"Mi sento messa in mezzo in una cosa molto più grande di me". Paola Perego parla per la prima volta a due giorni dalla chiusura di Parliamone Sabato e sceglie Le Iene per difendersi e passare al contrattacco, dopo il fiume di polemiche dal quale è stata investita. Ed è una confessione a cuore aperto quella che la conduttrice fa al programma di Italia 1, al quale racconta la sua versione dei fatti e attacca i dirigenti Rai per come ha gestito la situazione. 

Parliamone sabato, Paola Perego si difende
È una Paola Perego in lacrime per la pioggia di critiche - feroci, sopra le righe e oggettivamente eccessive - che le sono state scagliate addosso quella che si confessa a Le Iene. "Sono disorientata, spaventata, non riesco a rendermene conto, vedo i giornali e mi sembra una cosa surreale, che non sta capitando a me. Non ho ancora metabolizzato, non riesco a capire bene che cos'è questa violenza contro di me. Non me lo merito, io credo di essere una brava persona", spiega la conduttrice, che si dice dispiaciuta "per tutte quelle persone che lavorano con me. Pensa che guadagnano due lire ed ora veramente avranno problemi a pagare l'affitto, perché non è che gli stipendi Rai proprio ti permettono di navigare nell'oro".

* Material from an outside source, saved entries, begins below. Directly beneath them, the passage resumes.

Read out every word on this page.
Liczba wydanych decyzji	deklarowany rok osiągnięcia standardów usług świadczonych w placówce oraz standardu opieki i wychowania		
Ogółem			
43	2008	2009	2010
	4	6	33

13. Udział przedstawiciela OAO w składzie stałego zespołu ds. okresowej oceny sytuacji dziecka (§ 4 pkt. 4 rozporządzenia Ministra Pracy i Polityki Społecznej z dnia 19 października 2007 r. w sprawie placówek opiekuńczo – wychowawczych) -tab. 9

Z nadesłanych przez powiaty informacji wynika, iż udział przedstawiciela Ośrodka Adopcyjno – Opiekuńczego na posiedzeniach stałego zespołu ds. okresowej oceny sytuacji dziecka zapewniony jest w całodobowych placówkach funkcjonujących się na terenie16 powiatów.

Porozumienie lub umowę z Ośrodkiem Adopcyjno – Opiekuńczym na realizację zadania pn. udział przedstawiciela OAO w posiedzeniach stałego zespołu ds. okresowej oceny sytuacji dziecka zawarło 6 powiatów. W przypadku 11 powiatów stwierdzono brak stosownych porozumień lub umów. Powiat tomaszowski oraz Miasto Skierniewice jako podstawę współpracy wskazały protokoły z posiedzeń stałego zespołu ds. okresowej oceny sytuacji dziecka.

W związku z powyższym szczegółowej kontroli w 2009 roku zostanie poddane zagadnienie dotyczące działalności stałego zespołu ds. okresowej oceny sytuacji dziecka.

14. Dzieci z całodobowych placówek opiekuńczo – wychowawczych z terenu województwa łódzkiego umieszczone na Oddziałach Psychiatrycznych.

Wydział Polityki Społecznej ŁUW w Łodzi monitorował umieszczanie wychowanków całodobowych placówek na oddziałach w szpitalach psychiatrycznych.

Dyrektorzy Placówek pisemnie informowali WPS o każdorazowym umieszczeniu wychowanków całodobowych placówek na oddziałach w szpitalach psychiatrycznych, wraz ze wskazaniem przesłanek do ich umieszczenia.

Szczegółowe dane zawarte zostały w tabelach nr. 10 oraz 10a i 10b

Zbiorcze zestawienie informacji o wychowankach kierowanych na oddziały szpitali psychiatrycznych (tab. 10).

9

Poi entra a gamba tesa nella vicenda e attacca: "C'è gente che ha bestemmiato, hanno intervistato il figlio di Totò Riina facendogli l'altarino, abbiamo visto in televisione qualunque cosa. (Questo, ndr) era un gioco. È scoppiata la bomba, ma la bomba non c'è. Hanno usato me come potevano usare forse qualcun altro. Forse è scomodo mio marito". La Perego svela che probabilmente le rescinderanno il contratto e respinge al mittente le accuse di sessismo: "Non sono una sessita, veramente non lo sono". 

Le accuse per il controllo dei contenuti
Nella lunga intervista a Le Iene la conduttrice spiega anche come funziona la catena di controllo sui contenuti, vagliati dal capostruttura e dal direttore di rete prima di essere messi in onda, poi svela: "Mi hanno approvato questo argomento e mi hanno cassato il femminicidio perché non volevano che ne parlassimo perché non era con la linea editoriale. Prima l’approvano e poi si scusano, di cosa? Ma di cosa? Ma di che stiamo parlando? Loro si sono dissociati da una cosa che avevano approvato e adesso fanno la figura di quelli che stanno salvando l'Italia da questo “mostro” che è sessista, che porta in televisione queste cose". 

Le scuse per la "pagina mediocre"
Entrando poi nel dettaglio, le Iene descrivono "quella sulle donne dell'Est è stata una brutta pagina di tv" e la Perego precisa: "Una pagina mediocre come tante altre. Non è stato colto il lato ironico della cosa". "C’è qualcosa di cui ti vuoi scusare?", gli chiedono gli inviati dello show di Italai 1: "Sì, io mi vorrei scusare per la dichiarazione di Fabio Testi". Poi replica in maniera frontale alla presidente della Camera Laura Boldrini, che nei giorni scorsi è entrata a gamba tesa nella polemica: "Quando la signora Boldrini ancora non era in politica e faceva televisione, io già lottavo per i diritti delle donne". 

"Non sono sessista, porto avanti una battaglia da sempre, perché è uno dei miei principi base, la difesa dei diritti delle donne principalmente. Fa male", ribadisce la conduttrice. "È sfuggita di mano questa cosa. In due giorni è crollato tutto come un castello di carta", ma nessuno ridimensionerà le accuse "anche perché dalle posizioni che hanno preso, è molto difficile tornare indietro e poi sono dei codardi".